Stimulus for faster Internet: Federal funding sought to accelerate broadband access
By Larry Parnass
Hampshire Gazette
08/14/2009
What started as a quest to free Hilltowners from their dial-up agony is reaching for bigger problems.
Today, the year-old Massachusetts Broadband Institute, under the aegis of the state agency Massachusetts Technology Collaborative, will apply for $100 million in federal stimulus money. It seeks not only to push high-speed Internet service in the hinterlands, but to significantly upgrade telecommunications capacity across 1,591 square miles in western Massachusetts, including the Valley's core communities.
"Superhighways of bandwidth" would ring the region if the project is funded, says Sharon Gillett, the institute's director.
The institute was established in August 2008 when Gov. Deval Patrick signed the Broadband Act into law.
While getting high-speed service to 20,337 unserved homes and 5,750 unserved businesses remains the institute's main mission, the availability of stimulus funding offers a chance to double down on the Massachusetts Technology Collaborative's work and, in Gillett's words, "future-proof" area broadband access.
And in the spirit of recession-busting, the project being pitched to the federal Broadband Initiatives Program says the work in Massachusetts would create over 3,000 jobs.
A decision is due by November, Gillett said in an interview Thursday, as her staff hurried to finish an application that consumed a ream of paper.

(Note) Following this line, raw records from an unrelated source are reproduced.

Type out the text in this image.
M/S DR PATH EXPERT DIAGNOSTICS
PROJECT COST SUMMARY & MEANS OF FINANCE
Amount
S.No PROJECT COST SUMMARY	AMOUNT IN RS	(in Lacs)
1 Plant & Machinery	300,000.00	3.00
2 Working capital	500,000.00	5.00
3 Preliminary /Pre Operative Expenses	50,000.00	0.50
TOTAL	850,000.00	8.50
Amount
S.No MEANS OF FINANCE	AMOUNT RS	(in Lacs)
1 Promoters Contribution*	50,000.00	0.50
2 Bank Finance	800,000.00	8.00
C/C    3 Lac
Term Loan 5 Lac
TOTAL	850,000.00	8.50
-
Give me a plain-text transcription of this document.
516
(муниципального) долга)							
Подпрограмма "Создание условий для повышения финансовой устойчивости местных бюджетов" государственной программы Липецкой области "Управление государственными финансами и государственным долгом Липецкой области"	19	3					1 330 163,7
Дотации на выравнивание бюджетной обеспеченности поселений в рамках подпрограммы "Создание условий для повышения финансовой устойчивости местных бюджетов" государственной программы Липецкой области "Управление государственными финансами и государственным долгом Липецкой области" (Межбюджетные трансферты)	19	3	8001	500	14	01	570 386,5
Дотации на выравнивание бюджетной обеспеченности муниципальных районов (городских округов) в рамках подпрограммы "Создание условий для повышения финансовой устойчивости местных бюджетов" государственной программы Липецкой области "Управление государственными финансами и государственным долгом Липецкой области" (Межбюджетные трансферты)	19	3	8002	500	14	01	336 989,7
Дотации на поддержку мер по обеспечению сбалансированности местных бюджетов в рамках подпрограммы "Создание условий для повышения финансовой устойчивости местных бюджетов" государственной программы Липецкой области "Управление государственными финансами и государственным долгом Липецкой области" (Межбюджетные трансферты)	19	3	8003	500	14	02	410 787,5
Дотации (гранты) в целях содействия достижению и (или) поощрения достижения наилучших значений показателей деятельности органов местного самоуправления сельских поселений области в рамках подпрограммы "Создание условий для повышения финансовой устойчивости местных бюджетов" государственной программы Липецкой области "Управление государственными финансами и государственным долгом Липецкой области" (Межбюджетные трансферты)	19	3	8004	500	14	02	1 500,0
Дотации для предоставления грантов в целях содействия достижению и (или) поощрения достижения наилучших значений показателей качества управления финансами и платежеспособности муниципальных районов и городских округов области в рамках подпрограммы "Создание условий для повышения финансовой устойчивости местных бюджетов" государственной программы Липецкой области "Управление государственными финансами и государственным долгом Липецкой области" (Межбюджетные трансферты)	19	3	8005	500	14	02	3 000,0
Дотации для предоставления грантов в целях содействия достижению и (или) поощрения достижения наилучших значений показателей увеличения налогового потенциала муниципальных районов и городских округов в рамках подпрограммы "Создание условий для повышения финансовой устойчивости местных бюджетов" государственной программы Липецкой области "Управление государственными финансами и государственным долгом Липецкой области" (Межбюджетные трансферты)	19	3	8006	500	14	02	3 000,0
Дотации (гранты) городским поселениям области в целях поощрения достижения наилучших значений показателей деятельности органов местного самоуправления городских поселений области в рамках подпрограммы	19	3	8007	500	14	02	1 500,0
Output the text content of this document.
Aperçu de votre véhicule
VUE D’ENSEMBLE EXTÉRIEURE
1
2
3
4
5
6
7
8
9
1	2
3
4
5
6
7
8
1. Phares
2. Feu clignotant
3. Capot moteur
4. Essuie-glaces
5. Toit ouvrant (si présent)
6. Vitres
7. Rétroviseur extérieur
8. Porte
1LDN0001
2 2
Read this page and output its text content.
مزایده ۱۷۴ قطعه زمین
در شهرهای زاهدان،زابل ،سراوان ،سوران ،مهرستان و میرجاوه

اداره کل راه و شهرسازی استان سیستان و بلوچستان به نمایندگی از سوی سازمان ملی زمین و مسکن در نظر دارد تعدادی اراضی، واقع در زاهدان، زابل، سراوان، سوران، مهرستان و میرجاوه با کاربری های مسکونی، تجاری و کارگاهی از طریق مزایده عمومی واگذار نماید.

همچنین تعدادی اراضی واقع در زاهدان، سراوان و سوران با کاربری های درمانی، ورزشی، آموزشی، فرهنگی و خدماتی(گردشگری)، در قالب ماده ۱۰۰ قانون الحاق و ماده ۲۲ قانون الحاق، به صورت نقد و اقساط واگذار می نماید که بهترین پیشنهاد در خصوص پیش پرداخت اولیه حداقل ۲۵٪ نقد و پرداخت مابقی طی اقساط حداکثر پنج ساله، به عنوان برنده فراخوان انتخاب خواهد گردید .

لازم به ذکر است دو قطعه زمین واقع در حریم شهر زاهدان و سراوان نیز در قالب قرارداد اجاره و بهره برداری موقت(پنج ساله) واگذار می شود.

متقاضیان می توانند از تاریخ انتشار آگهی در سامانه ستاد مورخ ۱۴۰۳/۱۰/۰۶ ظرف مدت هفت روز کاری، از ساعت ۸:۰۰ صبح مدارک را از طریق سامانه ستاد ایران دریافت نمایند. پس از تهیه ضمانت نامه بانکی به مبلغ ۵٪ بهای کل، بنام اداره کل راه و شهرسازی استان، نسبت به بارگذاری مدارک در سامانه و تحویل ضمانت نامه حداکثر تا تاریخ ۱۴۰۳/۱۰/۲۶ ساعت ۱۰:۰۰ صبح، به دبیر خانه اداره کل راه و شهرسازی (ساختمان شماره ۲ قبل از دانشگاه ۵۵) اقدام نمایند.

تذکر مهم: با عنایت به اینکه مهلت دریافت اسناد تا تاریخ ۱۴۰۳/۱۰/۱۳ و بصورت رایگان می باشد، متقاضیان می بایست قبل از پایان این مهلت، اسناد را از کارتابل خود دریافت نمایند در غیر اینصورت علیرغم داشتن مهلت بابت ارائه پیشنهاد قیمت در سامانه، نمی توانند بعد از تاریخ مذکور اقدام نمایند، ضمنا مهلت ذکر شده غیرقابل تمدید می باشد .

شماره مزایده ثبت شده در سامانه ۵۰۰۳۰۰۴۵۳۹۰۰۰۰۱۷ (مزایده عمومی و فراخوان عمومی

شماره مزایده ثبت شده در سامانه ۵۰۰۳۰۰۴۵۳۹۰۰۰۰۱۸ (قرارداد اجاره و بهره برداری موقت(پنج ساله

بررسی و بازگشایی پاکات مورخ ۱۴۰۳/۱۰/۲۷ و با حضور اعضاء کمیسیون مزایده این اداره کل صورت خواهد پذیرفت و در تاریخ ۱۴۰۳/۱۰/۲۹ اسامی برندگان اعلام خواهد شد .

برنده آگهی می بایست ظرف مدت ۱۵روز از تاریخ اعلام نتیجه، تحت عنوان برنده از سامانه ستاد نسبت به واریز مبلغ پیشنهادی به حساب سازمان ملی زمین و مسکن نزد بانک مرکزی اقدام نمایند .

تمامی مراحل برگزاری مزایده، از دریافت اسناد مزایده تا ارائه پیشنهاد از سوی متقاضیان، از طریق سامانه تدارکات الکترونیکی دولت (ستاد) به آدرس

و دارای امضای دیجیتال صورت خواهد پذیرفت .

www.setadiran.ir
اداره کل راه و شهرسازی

"Thanks to the people of western Massachusetts who shared their stories with us," she said. "We tried to get as many as we could into the grant application."
The project
For unserved homes, the project aims to provide the "middle mile" between existing fiber-optic service - such as that being laid along Interstate Route 91 - and the ultimate users. If fully funded at $100 million by the U.S. government, the project would kick in $25 million and set out to bring cable into each unserved or underserved community. Once there, the telecommunications capacity would be sold at cost to private or nonprofit Internet service providers.
They would get the service the "last mile" to homes, businesses, schools and community institutions like police departments, town halls and libraries.
Should the proposal not win U.S. funding, the institute would continue to pursue its goals, but on a smaller scale and with less clarity about how to make high-speed access commercially feasible for the area's most remote households.
Wider goals
Gillett says that along with getting high-speed service to those who lack it, the project spelled out in the grant application would bring improved access to institutions in the region - even if they have high-speed now.
For instance, she hopes to bring expanded bandwidth into Baystate Medical Center in Springfield to allow it to connect with "patient portals" of information that can enable health care customers to log in to networks of information. She notes that many governmental institutions will increasingly need added bandwidth for video-based computer applications.
Bandwidth is a measure of the amount of data that can flow through fiber-optic cables.
When she speaks of "future-proof," Gillett means providing capacity in newly laid cable that can meet the increasing needs for bandwidth for up to 30 years ahead, even as communication tools grow more sophisticated.
"The wires are there, but you can keep upping, upping and upping the electronics," she said.
Another round of federal funding will be made available in 2010.